Overworked, undernourished and weakened with the hard life that the common people were already leading, many probably fell like flies when an epidemic struck. In any event, the producer segment of society is thought to have decimated in the 8th century epidemics — by some estimates, the loss of human life may have amounted to 25% of the population or more. Population losses were worst in the Kinai Basin where population was most concentrated and urban.  Some of the Manyoshu poems contain soulful laments of common people about the hardships of the day.

The projects of constant relocations to new capital cities, and the many construction projects brought great burdens for aristocrats and commoners. But commoners were subject to more onerous taxes, labour levies and produce and service duties. Workers had to be conscripted using corvee or hired labour. Apart from the state-sponsored projects, aristocrats also mobilized their own crews or hijacked imperial labourers for their own projects to build mansions, household temples and shrines at the new capital site. Labourers suffered from overwork and malnutrition…many fled their duties.

Zoyo: Labour levies

Adult males farmers had to supply labour of various types. They could be conscripted to work on local construction projects for a maximum period of 60 days. But Nara records indicate that they were often forced to work on private projects by provincial officials as well. In 757, the labour levy was reduced to thirty days per year.  Or adult males could also be conscripted for military or police duty. Each household had to provide one soldier (heishi) for every four (later changed to one in three) of its males of age. But draft duty created hardship for the household because each soldier had to provide his own food and weapons. An early 9th century order from the Council of State lamented that “a household is doomed if one of its men is drafted.” The third kind of service expected was palace guard duty which call a person away for duty for up to a year. The Nihon shoki records another lament “I went to the capital as a guard in the prime of life but returned home with white hair.” Men were sent from distant points of eastern Japan to defend the borders of northern Kyushu. Their households were particularly miserable for tour duty lasted three years.

Cho and yo produce taxes

Labourers who worked on projects at the capital such as daily work in government offices for three years could be exempted from most taxes and assessments. However, labour for the construction projects at the Heijo, Shigaraki and Kuni capitals and at various temples and shrines was mainly supplied by hired labour (koeki) where men were compensated with money and food.

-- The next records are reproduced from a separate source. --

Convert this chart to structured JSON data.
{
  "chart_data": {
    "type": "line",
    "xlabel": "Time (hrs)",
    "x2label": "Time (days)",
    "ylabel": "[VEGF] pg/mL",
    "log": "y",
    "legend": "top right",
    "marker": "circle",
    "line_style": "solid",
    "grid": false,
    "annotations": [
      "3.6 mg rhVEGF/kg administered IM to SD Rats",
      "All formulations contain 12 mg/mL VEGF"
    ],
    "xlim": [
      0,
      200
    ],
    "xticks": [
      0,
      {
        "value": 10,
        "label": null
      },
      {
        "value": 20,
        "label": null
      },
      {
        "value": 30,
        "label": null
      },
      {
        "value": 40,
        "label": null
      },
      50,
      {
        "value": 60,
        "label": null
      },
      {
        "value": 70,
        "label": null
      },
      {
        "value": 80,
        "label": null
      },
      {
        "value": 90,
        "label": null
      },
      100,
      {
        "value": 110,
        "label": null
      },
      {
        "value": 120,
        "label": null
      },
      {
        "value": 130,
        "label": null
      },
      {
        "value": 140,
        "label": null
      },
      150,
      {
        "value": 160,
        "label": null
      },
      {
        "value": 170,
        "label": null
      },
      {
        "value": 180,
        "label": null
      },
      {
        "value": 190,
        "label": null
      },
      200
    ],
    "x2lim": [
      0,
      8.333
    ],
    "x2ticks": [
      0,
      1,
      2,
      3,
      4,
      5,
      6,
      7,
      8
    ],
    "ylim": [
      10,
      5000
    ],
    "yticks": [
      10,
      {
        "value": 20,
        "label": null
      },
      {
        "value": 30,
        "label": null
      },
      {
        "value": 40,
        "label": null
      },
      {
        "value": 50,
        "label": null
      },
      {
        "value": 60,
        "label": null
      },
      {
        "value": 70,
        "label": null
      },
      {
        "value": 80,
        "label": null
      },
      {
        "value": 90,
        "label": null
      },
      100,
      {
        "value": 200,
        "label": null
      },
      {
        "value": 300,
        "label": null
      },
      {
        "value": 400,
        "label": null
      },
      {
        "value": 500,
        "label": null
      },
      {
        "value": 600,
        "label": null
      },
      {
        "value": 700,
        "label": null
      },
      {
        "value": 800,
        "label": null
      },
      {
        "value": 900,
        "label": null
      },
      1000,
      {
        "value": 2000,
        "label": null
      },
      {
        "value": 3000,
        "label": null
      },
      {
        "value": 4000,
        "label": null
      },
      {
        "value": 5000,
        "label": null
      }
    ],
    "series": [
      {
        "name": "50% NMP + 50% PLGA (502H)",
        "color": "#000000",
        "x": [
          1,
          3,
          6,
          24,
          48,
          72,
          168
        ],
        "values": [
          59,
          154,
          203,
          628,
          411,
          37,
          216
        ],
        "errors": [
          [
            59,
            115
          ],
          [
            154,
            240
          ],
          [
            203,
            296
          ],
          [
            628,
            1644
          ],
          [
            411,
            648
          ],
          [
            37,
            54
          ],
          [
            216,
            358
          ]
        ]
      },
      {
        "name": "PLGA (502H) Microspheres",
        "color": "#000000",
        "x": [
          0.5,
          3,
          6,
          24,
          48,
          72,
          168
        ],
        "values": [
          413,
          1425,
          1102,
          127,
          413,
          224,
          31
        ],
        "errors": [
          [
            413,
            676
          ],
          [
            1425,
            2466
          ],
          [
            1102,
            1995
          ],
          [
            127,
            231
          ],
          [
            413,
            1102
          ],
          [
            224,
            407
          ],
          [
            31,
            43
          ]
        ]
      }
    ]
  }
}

Major features of the Nara system were the produce (cho) taxes and produce  taxes paid in lieu of labour levies (yo) that were collected from adult males.  These were mainly textiles usually silk and hemp cloth, but dyes, lacquer, paper and salt were also included. Farmers who lived around the capital city were not required to pay either of those produce taxes in full but instead, they had to work as hired workers (koeki) for the central government.

Interests and loans

An important source of revenue for the state government came from the interest paid on state loans (ko-suiko). Loans of seed rice were made in the winter or spring and were repaid at harvest time with an interest charge of 50 percent. Loans of rice or other consumer products were also made by private individuals too (shi-suiko) but at rates of 100 per cent, local government loans were preferred and they were often canceled when the borrower died. In 795, the rate of interest for ko-suiko was reduced to 30 percent. To increase state revenue, however, a larger problem had to be solved – the need to increase productivity and to raise rice yields and amount of land under cultivation.

The great land grab and the complications of land reallocation laws

When Empress Genmei relocated from Fujiwara-kyo to the new capital in Heijyo-kyo in Nara, the government had to evict villagers from their fields in order to make way for the new capital’s construction projects. Diverse materials had to be transported from elsewhere. A large industry was carried on with craftsmen, artisans and carpenters producing roof tile, quarrying and sculpting foundation stones, sawing and chiseling wood for the buildings to be erected. To pay for all the work done, Empress Genmei pushed the collection of tributes and began minting coins forcing workers and aristocrats to accept them as payment for goods and services.

The great land grab and intensive use of farmed fields, according to scholars, had resulted in the “ecological overload” of the soil and land’s resources. For building Genmei’s new palace and temple complexes, the crews felled timbers from Omi and Iga provinces. This suggests that large quality timbers could no longer be obtained from the overlogged environs of the Nara basin. Aristocrats were disassembling their old buildings and reused the materials for their new residences. Heijyo-kyo’s building projects were completed amidst protests and discontent.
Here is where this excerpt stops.